The effect of benzamil [BZ] on short-circuit current in frog skin was measured at different external Na concentrations. A linear relationship exists between the concentration of BZ reducing short-circuit current by 50% and the external Na concentration, indicative of some form of competitive antagonism between Na and BZ. Uptake of [3H]benzamil [3H-BZ] into isolated frog skin epithelium and whole skin (0.95 cm2 pieces) was measured at different external Na concentrations. With an Na concentration of 111 mM in the external medium the uptake of 3H-BZ is linear with concentration.

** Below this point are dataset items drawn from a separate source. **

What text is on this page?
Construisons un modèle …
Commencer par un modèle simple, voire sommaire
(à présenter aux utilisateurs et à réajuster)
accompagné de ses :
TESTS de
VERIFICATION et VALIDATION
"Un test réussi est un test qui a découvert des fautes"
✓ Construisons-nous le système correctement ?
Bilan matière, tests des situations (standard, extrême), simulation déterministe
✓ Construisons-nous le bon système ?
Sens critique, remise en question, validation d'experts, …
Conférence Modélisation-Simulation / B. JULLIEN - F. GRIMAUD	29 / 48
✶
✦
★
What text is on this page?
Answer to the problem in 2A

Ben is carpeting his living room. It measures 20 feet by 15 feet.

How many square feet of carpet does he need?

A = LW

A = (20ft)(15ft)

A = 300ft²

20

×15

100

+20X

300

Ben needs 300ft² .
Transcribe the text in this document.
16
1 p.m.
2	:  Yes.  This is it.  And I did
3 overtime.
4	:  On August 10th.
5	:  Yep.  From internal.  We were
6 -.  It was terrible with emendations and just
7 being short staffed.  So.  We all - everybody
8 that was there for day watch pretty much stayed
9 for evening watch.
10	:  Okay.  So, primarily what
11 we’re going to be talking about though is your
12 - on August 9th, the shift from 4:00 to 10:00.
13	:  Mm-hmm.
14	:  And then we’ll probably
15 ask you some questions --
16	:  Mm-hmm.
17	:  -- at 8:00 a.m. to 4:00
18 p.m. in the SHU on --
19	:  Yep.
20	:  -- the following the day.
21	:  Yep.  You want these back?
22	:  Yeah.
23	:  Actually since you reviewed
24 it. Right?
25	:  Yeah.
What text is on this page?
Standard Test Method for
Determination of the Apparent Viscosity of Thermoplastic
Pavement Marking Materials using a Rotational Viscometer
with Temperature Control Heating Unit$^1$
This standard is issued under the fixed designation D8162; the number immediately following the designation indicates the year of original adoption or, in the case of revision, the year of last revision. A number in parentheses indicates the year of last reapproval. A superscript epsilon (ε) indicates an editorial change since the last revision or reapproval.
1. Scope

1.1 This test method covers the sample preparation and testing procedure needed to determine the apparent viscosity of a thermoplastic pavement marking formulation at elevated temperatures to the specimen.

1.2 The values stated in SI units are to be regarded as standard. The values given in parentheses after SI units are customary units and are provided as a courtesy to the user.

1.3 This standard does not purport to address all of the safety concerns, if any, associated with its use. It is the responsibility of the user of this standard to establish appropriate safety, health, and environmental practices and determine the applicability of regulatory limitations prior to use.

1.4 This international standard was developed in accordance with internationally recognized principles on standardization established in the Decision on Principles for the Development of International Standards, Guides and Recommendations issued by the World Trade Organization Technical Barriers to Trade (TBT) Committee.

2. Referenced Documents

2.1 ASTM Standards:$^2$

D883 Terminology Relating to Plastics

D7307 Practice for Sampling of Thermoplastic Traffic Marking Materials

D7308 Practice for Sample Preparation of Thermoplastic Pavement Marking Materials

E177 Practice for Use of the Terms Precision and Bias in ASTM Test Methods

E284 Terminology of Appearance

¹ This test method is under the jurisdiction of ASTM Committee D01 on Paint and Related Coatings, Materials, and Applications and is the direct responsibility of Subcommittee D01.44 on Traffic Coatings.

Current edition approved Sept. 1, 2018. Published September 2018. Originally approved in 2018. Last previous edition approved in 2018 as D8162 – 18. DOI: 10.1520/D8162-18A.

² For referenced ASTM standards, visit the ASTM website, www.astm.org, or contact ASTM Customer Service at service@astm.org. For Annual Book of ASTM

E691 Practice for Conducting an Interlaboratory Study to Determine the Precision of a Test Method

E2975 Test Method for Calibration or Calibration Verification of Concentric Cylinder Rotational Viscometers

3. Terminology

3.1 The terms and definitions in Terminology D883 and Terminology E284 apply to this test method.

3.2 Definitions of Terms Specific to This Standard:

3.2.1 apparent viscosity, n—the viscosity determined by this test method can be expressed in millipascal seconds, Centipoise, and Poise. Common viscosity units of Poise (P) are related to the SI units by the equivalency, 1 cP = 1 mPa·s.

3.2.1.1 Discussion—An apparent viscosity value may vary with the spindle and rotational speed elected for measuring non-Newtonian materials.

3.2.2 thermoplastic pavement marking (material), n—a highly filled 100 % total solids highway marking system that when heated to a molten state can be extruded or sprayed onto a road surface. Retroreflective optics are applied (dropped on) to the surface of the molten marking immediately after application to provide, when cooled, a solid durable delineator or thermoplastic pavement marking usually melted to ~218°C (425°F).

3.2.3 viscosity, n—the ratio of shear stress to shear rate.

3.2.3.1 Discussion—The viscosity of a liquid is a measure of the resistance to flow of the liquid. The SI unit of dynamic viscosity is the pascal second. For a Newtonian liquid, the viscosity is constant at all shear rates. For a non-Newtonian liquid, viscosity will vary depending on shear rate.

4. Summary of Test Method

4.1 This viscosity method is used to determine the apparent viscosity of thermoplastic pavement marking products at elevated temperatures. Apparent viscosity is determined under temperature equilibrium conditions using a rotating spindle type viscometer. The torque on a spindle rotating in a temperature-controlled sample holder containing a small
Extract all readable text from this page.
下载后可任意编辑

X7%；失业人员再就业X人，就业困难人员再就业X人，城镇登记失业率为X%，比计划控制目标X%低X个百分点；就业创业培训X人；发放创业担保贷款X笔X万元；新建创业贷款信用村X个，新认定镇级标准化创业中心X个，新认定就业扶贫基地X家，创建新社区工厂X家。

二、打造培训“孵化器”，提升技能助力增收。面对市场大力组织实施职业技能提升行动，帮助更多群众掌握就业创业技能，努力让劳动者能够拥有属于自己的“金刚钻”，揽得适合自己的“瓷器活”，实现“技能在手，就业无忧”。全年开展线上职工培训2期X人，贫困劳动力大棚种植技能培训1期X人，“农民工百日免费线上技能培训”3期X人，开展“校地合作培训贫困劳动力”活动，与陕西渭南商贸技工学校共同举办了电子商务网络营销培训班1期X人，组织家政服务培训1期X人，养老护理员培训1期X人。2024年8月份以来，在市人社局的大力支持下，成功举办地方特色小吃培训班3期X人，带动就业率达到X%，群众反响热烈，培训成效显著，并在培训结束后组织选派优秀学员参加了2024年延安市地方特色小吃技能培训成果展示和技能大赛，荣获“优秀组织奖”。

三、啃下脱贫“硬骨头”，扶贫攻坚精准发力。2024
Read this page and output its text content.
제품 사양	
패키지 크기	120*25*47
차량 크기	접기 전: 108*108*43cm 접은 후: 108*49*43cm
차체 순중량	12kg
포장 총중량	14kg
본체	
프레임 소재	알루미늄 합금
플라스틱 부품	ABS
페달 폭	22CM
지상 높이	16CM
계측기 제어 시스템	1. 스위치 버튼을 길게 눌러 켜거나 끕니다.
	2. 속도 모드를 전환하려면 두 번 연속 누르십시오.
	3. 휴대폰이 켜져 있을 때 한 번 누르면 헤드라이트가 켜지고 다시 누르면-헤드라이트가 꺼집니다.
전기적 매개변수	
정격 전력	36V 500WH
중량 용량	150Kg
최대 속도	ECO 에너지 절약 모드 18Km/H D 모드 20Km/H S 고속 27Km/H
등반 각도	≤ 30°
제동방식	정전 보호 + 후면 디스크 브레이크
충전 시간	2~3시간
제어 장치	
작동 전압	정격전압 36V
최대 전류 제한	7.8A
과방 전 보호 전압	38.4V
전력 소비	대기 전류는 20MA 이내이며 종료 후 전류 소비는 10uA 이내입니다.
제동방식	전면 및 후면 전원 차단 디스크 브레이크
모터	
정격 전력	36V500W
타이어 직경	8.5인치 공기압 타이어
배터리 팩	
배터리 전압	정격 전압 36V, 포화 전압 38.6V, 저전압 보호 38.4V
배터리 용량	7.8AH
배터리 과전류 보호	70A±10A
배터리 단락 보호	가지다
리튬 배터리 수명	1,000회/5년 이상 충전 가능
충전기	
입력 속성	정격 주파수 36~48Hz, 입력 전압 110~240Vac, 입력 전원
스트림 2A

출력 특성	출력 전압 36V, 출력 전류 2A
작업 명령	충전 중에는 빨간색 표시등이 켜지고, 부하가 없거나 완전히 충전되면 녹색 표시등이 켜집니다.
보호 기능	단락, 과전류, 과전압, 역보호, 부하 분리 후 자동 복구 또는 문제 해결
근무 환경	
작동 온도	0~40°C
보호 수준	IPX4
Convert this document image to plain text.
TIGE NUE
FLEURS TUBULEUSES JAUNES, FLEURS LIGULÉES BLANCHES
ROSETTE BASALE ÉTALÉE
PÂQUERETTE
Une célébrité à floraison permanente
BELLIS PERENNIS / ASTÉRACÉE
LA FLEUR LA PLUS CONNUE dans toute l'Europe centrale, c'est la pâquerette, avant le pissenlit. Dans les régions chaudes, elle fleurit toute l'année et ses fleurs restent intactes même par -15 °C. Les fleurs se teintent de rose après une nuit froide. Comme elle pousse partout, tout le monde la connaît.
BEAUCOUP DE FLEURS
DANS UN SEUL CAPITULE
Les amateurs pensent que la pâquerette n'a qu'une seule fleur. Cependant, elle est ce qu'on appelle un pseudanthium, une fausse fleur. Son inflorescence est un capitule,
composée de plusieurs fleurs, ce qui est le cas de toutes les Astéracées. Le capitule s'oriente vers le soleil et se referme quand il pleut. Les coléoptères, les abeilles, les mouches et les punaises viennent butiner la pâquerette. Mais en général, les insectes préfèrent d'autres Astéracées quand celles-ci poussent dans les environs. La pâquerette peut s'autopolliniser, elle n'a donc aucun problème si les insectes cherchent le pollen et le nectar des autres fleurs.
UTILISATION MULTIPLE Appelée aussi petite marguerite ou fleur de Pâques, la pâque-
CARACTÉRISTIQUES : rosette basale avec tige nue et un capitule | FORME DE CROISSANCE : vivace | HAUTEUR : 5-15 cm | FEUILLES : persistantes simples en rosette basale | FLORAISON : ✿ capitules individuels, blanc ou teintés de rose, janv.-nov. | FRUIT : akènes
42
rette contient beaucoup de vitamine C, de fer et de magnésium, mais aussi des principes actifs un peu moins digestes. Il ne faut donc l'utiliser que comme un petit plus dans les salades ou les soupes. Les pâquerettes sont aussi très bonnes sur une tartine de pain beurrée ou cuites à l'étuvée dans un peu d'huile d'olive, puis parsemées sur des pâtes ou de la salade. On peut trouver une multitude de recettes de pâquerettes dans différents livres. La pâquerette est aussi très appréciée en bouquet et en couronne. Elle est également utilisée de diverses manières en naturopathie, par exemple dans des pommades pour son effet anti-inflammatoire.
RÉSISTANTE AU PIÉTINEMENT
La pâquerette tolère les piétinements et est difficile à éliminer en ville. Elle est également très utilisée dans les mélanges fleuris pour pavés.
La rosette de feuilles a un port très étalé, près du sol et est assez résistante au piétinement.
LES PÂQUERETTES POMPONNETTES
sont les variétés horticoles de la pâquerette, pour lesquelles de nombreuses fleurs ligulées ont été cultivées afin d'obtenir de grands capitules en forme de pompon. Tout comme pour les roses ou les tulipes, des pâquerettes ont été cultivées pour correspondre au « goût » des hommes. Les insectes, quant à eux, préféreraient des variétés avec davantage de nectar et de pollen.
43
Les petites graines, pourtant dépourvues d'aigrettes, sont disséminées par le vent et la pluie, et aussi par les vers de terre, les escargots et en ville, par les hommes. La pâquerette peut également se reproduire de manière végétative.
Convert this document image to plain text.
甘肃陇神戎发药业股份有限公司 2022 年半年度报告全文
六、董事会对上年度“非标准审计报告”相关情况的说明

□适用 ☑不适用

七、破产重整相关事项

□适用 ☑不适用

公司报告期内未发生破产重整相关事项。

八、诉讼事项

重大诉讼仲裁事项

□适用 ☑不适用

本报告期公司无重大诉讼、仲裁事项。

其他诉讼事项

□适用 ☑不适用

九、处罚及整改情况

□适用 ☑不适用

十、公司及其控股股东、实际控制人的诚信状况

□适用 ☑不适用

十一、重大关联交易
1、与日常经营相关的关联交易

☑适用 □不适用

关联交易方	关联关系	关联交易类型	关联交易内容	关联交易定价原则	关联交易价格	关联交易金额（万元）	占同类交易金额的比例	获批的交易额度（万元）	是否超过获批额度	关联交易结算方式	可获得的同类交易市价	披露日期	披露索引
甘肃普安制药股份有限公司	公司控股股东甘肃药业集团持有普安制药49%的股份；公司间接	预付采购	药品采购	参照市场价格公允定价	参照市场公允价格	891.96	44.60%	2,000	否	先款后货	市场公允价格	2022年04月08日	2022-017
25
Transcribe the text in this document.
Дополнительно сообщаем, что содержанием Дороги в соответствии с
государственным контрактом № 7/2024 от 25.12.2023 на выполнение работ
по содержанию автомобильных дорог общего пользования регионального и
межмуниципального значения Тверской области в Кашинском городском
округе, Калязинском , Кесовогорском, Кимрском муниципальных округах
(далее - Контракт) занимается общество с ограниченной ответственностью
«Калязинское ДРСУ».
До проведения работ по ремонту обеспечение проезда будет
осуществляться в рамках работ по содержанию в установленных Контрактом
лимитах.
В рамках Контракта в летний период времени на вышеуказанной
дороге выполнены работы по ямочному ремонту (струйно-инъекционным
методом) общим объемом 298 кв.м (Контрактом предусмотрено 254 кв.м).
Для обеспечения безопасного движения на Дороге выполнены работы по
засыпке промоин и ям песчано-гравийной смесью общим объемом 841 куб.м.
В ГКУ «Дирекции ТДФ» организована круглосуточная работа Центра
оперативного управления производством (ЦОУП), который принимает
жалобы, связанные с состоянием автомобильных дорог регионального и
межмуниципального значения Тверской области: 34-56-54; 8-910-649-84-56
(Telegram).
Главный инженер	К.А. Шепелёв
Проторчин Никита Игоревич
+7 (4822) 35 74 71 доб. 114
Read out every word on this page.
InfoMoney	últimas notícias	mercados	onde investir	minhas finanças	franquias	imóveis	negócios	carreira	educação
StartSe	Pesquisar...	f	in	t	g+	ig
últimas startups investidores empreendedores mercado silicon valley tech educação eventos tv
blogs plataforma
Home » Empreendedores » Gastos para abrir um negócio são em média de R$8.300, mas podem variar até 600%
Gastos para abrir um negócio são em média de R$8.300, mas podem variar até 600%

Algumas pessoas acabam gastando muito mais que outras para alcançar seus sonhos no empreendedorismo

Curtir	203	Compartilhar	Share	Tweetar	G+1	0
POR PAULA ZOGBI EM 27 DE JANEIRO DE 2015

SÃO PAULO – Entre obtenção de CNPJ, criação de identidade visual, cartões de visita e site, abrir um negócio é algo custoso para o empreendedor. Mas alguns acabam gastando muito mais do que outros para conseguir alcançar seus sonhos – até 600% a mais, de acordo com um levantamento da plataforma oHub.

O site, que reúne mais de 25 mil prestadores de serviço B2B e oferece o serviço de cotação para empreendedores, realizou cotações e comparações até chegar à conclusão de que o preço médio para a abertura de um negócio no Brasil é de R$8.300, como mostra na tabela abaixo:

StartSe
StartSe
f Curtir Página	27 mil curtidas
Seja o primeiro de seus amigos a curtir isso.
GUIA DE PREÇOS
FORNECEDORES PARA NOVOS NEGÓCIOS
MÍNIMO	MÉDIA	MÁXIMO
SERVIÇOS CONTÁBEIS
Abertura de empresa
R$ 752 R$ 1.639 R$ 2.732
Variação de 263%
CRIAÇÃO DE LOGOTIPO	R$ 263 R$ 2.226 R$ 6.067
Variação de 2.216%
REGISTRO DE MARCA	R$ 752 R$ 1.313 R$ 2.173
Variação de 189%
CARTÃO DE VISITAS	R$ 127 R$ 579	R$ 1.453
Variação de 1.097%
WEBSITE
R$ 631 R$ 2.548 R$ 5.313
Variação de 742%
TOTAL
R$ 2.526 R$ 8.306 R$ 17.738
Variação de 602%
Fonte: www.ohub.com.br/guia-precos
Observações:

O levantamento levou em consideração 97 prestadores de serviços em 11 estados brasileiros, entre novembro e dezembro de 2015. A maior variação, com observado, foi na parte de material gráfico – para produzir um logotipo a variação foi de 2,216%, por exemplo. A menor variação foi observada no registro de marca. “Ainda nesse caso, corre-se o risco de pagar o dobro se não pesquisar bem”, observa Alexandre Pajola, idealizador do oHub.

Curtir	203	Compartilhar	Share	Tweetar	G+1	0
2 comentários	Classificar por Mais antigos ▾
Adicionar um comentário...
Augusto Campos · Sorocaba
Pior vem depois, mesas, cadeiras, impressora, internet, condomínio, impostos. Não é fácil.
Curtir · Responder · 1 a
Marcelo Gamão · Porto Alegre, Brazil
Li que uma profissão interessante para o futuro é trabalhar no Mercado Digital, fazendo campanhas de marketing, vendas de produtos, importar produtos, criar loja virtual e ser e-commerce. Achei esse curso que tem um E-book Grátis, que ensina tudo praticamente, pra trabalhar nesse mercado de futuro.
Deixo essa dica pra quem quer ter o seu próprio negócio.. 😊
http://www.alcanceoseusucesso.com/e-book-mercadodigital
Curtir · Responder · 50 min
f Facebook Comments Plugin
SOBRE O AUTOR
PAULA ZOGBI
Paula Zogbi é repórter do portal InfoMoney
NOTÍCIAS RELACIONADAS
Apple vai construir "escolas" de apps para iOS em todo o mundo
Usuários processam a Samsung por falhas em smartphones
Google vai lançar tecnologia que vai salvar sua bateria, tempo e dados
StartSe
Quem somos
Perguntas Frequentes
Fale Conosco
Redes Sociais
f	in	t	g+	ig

Uptake amounted to 8.8 f[femto]mol nM-1, a value similar to the linear component of the uptake measured at low (1.1 mM) Na concentration. Using a variety of other conditions, the maximal number of specific binding sites for 3H-BZ was calculated from displaceable binding and the fractional occupancy, the latter being derived from the inhibition of short-circuit current. This approach gave similar binding site densities to those reported previously at low Na concentrations. The reduction in specific 3H-BZ uptake at high Na may result from 2 mechanisms, competition of Na with the ligand for an external binding site, and a reduction in the site density as the intracellular Na concentration increases. The saturation of Na transport which occurs at high Na concentration is likely a consequence of the reduced availability of entry sites, rather than saturation of the uptake process.